AOSL Alpha and Omega Semiconductor deadline to file looms Glancy Prongay and Murray GPM class action litigation firm


From GlancyLaw.com 4/7/2020:

LOS ANGELES, April 07, 2020 (GLOBE NEWSWIRE) — Glancy Prongay & Murray LLP (“GPM”) reminds investors of the upcoming May 18, 2020 deadline to file a lead plaintiff motion in the class action filed on behalf of Alpha and Omega Semiconductor Limited (“Alpha and Omega” or the “Company”) (NASDAQ: AOSL) investors who purchased securities between August 7, 2019 and February 5, 2020, inclusive (the “Class Period”).
If you suffered a loss on your Alpha and Omega investments or would like to inquire about potentially pursuing claims to recover your loss under the federal securities laws, you can submit your contact information here or contact Charles H. Linehan, of GPM at 310-801-2829, via email shareholders@glancylaw.com or visit our website at www.glancylaw.com to learn more about your rights.  
On February 5, 2020, post-market, Alpha and Omega issued a press release announcing its financial results for the second fiscal quarter of 2020. Therein, the Company disclosed that the U.S. Department of Justice “recently commenced an investigation into the Company’s compliance with export control regulations relating to certain business transactions with Huawei and its affiliates (‘Huawei’).” Moreover, “[i]n connection with this investigation, [the Department of Commerce] has requested the Company to suspend shipments of its products to Huawei.” Alpha and Omega stated that “financial performance in the March quarter will be negatively impacted by the Huawei shipment interruption and by additional professional fees incurred in connection with the investigation.”

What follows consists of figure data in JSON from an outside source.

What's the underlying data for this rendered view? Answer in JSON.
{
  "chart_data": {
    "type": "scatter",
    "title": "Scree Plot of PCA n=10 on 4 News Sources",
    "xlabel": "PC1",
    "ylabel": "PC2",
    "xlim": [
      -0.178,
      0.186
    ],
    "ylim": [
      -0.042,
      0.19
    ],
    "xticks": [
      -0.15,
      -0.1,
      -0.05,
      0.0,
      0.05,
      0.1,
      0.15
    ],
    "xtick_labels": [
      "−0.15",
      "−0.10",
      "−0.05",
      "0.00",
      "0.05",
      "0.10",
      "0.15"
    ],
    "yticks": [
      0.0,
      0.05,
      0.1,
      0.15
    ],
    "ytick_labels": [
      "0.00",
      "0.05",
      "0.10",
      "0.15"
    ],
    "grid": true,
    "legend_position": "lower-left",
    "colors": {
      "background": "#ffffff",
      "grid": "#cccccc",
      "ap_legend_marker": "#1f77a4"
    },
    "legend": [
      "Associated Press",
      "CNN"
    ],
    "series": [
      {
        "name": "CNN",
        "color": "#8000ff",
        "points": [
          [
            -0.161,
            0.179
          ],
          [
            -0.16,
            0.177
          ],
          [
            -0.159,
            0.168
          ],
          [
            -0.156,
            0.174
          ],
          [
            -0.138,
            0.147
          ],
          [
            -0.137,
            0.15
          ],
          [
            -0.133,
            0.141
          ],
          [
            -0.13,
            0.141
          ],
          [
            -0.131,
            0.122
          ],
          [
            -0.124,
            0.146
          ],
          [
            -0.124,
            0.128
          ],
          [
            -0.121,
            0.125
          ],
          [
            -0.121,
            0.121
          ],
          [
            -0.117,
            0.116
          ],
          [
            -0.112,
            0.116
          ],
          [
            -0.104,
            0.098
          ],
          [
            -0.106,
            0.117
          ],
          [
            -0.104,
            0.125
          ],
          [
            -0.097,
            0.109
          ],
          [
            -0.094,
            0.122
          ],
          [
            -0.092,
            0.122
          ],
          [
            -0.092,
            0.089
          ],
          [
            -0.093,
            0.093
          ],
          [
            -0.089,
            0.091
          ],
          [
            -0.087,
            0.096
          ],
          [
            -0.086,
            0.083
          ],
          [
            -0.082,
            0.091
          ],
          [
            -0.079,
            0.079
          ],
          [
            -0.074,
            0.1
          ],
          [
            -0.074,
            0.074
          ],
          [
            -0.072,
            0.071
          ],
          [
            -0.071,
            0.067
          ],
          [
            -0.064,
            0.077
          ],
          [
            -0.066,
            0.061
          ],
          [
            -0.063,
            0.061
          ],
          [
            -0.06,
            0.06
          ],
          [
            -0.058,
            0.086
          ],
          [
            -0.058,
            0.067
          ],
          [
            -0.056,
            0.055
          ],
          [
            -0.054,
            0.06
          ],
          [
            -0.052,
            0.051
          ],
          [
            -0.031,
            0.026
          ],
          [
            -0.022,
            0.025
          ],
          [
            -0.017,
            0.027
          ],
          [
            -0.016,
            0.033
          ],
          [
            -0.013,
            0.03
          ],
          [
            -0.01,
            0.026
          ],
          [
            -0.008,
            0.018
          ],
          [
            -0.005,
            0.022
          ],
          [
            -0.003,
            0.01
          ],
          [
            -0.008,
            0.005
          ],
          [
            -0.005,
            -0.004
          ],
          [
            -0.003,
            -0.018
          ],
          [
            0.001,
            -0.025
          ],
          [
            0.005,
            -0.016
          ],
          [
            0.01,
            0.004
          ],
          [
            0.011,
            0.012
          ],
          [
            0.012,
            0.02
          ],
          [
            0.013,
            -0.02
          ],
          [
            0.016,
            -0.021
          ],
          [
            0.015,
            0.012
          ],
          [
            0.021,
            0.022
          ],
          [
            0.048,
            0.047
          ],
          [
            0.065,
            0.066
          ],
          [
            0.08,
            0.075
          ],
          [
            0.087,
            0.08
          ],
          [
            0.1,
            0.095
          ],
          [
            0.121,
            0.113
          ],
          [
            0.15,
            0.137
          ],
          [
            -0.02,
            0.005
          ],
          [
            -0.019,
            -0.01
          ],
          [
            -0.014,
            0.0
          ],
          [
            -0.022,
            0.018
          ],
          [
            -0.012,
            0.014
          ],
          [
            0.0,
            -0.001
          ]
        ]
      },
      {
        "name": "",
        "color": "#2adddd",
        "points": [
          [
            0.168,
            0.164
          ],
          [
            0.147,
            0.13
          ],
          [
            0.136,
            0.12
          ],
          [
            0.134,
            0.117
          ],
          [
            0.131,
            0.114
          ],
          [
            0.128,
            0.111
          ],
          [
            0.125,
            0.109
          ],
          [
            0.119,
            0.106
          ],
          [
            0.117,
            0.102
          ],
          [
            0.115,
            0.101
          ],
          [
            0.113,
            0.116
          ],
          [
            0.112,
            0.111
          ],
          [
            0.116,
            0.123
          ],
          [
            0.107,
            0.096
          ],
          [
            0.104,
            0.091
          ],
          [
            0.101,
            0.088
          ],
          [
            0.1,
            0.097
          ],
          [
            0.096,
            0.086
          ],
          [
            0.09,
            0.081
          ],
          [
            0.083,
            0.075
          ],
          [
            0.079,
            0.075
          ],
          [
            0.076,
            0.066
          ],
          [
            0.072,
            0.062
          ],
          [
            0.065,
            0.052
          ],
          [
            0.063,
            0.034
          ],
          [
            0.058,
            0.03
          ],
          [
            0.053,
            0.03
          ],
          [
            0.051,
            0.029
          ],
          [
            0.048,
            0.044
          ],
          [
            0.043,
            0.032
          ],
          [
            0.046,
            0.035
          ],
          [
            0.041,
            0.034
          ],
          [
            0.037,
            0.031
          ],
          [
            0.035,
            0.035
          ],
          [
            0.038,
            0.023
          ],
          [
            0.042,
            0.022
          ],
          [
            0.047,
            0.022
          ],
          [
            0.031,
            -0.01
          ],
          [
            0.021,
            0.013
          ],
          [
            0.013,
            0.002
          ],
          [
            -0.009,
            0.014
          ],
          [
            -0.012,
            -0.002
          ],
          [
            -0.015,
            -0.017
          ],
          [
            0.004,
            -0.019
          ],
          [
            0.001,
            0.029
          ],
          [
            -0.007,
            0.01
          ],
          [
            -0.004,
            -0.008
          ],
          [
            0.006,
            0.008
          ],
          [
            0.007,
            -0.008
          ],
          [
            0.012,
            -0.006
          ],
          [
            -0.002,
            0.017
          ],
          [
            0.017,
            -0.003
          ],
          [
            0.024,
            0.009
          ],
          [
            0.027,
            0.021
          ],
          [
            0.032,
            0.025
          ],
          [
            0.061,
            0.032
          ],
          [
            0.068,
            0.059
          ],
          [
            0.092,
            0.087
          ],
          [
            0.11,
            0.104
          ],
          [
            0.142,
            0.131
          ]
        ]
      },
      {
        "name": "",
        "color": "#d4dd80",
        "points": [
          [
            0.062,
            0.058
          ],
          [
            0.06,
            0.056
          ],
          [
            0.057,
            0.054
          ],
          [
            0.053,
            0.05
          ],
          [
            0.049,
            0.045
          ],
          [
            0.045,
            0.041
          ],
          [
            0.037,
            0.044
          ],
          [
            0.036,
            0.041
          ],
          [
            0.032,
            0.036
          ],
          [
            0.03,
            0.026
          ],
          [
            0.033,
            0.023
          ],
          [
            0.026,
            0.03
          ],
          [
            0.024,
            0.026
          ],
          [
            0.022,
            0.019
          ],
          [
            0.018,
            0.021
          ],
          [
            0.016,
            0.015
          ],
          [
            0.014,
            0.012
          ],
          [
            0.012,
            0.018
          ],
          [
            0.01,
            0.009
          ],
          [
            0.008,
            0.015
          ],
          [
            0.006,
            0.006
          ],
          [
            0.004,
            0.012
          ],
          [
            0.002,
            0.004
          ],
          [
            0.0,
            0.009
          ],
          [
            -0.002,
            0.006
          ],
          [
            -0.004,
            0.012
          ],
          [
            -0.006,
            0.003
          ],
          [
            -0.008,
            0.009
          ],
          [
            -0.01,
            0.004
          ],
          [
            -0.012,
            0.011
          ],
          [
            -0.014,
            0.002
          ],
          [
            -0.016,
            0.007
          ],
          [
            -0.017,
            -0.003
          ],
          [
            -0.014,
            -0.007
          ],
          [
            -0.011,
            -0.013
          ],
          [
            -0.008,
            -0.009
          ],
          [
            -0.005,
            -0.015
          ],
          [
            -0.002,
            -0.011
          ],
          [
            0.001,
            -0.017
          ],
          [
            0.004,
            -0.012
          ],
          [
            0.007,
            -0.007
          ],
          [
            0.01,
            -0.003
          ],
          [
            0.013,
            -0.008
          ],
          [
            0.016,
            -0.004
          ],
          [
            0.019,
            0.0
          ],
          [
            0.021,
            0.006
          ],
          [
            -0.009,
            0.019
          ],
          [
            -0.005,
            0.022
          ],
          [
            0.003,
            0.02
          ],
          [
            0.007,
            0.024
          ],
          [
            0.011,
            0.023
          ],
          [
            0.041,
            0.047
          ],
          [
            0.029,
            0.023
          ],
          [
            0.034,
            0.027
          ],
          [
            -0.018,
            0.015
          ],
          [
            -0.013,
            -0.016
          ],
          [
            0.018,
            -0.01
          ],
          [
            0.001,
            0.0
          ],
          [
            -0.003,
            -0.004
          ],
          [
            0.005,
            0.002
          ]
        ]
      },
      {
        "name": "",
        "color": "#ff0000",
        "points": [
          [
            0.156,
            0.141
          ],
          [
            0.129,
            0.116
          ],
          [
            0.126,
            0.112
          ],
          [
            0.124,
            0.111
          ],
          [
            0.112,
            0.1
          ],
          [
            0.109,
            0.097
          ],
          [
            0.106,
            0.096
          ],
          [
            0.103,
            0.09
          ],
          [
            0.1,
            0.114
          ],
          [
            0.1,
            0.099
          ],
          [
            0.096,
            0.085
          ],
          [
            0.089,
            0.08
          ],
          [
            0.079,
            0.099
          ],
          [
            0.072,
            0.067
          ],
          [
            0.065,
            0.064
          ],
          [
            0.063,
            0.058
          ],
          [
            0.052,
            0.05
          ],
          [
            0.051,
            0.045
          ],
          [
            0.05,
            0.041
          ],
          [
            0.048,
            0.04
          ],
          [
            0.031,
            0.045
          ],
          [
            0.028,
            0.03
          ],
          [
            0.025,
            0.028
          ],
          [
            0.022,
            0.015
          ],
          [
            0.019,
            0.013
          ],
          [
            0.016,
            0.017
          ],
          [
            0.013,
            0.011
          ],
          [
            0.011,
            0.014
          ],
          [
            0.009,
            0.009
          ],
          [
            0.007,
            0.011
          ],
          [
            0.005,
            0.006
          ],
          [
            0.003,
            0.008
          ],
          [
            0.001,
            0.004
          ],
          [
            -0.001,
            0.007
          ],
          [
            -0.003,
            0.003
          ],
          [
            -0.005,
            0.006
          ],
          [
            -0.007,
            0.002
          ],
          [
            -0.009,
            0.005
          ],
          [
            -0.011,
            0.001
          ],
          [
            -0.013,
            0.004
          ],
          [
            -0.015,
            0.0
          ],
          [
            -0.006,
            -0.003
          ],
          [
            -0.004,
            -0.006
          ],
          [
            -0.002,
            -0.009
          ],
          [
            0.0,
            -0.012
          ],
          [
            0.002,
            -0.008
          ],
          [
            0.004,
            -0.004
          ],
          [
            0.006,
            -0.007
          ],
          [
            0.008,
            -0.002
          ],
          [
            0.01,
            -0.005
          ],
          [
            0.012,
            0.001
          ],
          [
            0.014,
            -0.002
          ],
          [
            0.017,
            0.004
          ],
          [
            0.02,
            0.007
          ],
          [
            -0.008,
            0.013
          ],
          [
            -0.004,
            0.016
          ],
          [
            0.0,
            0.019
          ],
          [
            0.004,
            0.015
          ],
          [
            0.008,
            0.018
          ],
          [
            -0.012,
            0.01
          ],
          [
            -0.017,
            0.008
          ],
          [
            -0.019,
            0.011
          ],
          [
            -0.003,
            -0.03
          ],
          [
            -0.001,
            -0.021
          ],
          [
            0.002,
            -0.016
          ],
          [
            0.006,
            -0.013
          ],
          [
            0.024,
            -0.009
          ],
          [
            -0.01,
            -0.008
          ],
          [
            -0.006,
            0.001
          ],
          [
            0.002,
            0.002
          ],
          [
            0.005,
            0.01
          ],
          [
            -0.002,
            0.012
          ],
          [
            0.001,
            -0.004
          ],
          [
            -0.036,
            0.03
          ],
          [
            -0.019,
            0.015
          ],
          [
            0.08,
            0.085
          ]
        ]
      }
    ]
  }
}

On this news, Alpha and Omega’s stock price fell $1.48 per share, or 12%, to close at $10.85 per share on February 6, 2020, on unusually heavy trading volume.
The complaint filed in this class action alleges that throughout the Class Period, Defendants made materially false and/or misleading statements, as well as failed to disclose material adverse facts about the Company’s business, operations, and prospects. Specifically, Defendants failed to disclose to investors: (1) that the Company’s export control practices were in violation of applicable laws and regulations; (2) that, as a result, the Company was vulnerable to regulatory scrutiny and liability; and (3) that, as a result of the foregoing, Defendants’ positive statements about the Company’s business, operations, and prospects, were materially misleading and/or lacked a reasonable basis.